Although for a long time many have tried to align his work with artistic currents, such as land art (USA) or outdoors sculpture (UK), the artist points out that he is a walking artist. Since art made outside of artists’ studios and open-air experiences gained so much space, many thought that Fulton took part in one of these movements. However, he affirms that his work is distant from all of that. Walking is his driving force, and the experience of walking is his form of making art; the vivid art experience is what drives him forward. In this experience, the contact with the landscape results from an amiable practice in which the artist does not intend to leave marks or to frantically take in everything he sees, as a tourist would do in an unknown place. Fulton is interested in attentively observing what surrounds him and plunging himself into what nature offers in each new experience.

Differently from land art artists, such as Robert Smithson, who extract from the territory the raw material to create his pieces, or from outdoors sculpture artists, who produce large sculptures that remain in the landscape, Fulton, on the contrary, focuses on following the ethical principle of wilderness: “not to leave traces.”

So, considering the experiences he has been developing in his artistic production, his practice is, certainly, best defined as that of a walking artist; however, when one intends to classify his work, we could say that it is related to what Miwon Kwon defines as ‘site-oriented practices.’[2]

In 1972, Fulton began to do walks in Latin American soil and has done seven walks ever since; however, he has had only one show in Latin America, which took place in Mexico City. Some of his previous South American experiences include his trip to Peru and to Bolivia, with a stop in Chile, with Richard Long, when he visited the Nazca Lines and climbed the Illampu peak, in Bolivia, up to two thousand feet (1972); a walk in Bolivia, with Richard Long (1981); an attempt to climb Mount Aconcagua, from the Argentinean side—he couldn’t reach its peak due to bad weather conditions and stopped nearly one thousand meters before (1998); he climbed the Aconcagua from the Argentinean side again—this time he succeeded and reached its peak (2003); and his latest experience: a walk in the Atacama Desert, which included climbing Licancabur volcano from the Bolivian side (2012), an invitation from Plataforma Atacama.
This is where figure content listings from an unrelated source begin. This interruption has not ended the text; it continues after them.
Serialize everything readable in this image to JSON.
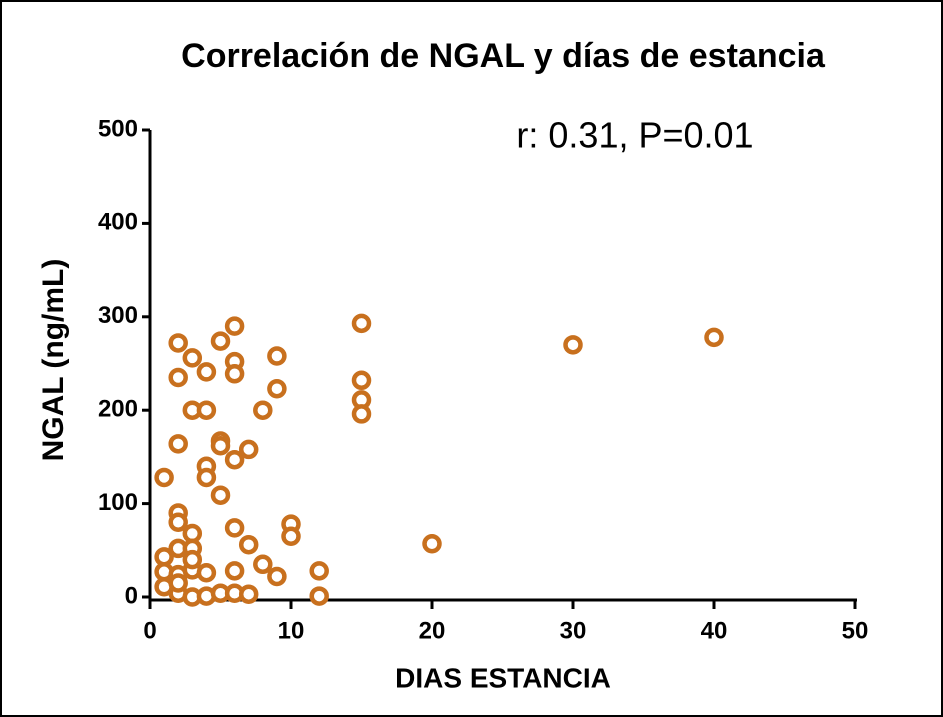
{
  "chart_data": {
    "type": "scatter",
    "title": "Correlación de NGAL y días de estancia",
    "annotation": "r: 0.31, P=0.01",
    "x_label": "DIAS ESTANCIA",
    "y_label": "NGAL (ng/mL)",
    "color": "#c8701e",
    "xlim": [
      0,
      50
    ],
    "xticks": [
      0,
      10,
      20,
      30,
      40,
      50
    ],
    "ylim": [
      0,
      500
    ],
    "yticks": [
      0,
      100,
      200,
      300,
      400,
      500
    ],
    "series": [
      {
        "name": "NGAL",
        "x": [
          1,
          1,
          1,
          1,
          2,
          2,
          2,
          2,
          2,
          2,
          2,
          2,
          2,
          3,
          3,
          3,
          3,
          3,
          3,
          3,
          4,
          4,
          4,
          4,
          4,
          4,
          5,
          5,
          5,
          5,
          5,
          6,
          6,
          6,
          6,
          6,
          6,
          6,
          7,
          7,
          7,
          8,
          8,
          9,
          9,
          9,
          10,
          10,
          12,
          12,
          15,
          15,
          15,
          15,
          20,
          30,
          40
        ],
        "values": [
          128,
          43,
          27,
          11,
          272,
          235,
          164,
          90,
          80,
          52,
          24,
          4,
          15,
          256,
          200,
          68,
          52,
          29,
          0,
          40,
          241,
          200,
          140,
          128,
          26,
          1,
          274,
          167,
          162,
          109,
          4,
          290,
          252,
          239,
          147,
          74,
          28,
          4,
          158,
          56,
          3,
          200,
          35,
          258,
          223,
          22,
          78,
          65,
          28,
          1,
          293,
          232,
          211,
          196,
          57,
          270,
          278
        ]
      }
    ]
  }
}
In Fulton’s latest experience in Chile, he stayed in Machuca and climbed Jorquencal peak every other day. On the days when he was not climbing, he used to leave the room in which he was lodged and walked from door to door, and these days also became walking days. As a result, Fulton became acquainted with the everyday life of that new place and its residents and, as days went by, a repetition pattern was established—which involved both the village residents and geographical issues related to the movement of the sun and how its changes occur throughout the days.
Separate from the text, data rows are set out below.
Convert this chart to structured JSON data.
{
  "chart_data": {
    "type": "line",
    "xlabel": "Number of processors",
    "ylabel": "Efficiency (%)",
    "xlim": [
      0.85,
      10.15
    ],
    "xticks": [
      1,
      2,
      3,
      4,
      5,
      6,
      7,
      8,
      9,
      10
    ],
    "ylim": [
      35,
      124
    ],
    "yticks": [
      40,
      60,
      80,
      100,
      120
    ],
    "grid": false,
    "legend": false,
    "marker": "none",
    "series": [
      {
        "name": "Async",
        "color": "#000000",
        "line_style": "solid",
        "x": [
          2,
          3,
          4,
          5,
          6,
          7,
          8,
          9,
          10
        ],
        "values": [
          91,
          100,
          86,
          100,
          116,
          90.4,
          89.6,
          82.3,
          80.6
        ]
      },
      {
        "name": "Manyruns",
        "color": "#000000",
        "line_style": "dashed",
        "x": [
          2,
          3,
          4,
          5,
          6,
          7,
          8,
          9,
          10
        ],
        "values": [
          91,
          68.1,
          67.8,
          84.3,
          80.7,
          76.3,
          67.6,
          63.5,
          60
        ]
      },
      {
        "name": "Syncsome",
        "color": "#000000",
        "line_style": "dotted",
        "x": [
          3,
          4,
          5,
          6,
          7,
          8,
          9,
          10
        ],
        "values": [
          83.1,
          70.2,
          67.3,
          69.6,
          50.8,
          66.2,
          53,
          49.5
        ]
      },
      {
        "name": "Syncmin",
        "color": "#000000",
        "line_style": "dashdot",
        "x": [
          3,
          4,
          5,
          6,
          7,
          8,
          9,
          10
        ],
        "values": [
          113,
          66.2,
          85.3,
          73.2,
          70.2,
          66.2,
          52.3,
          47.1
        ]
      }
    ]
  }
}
The show ATACAMA 1234567, which is presented in the Galeria Nara Roesler, is a mix of works that includes the above-mentioned walking experiences in Latin America and in the rest of the world, as well as the artist’s latest experience in the Atacama Desert. Fulton describes a process that tells his vital experience as an artist using wall texts, photographs, texts, notes, and observations he made about the landscape he saw while walking. Although the walking experience itself is kept to the artist, in the show the viewer is invited to imagine and complete these experiences through shapes, texts, and images that turn the landscape into visuality.

The exhibition is on view at Nara Roesler Gallery.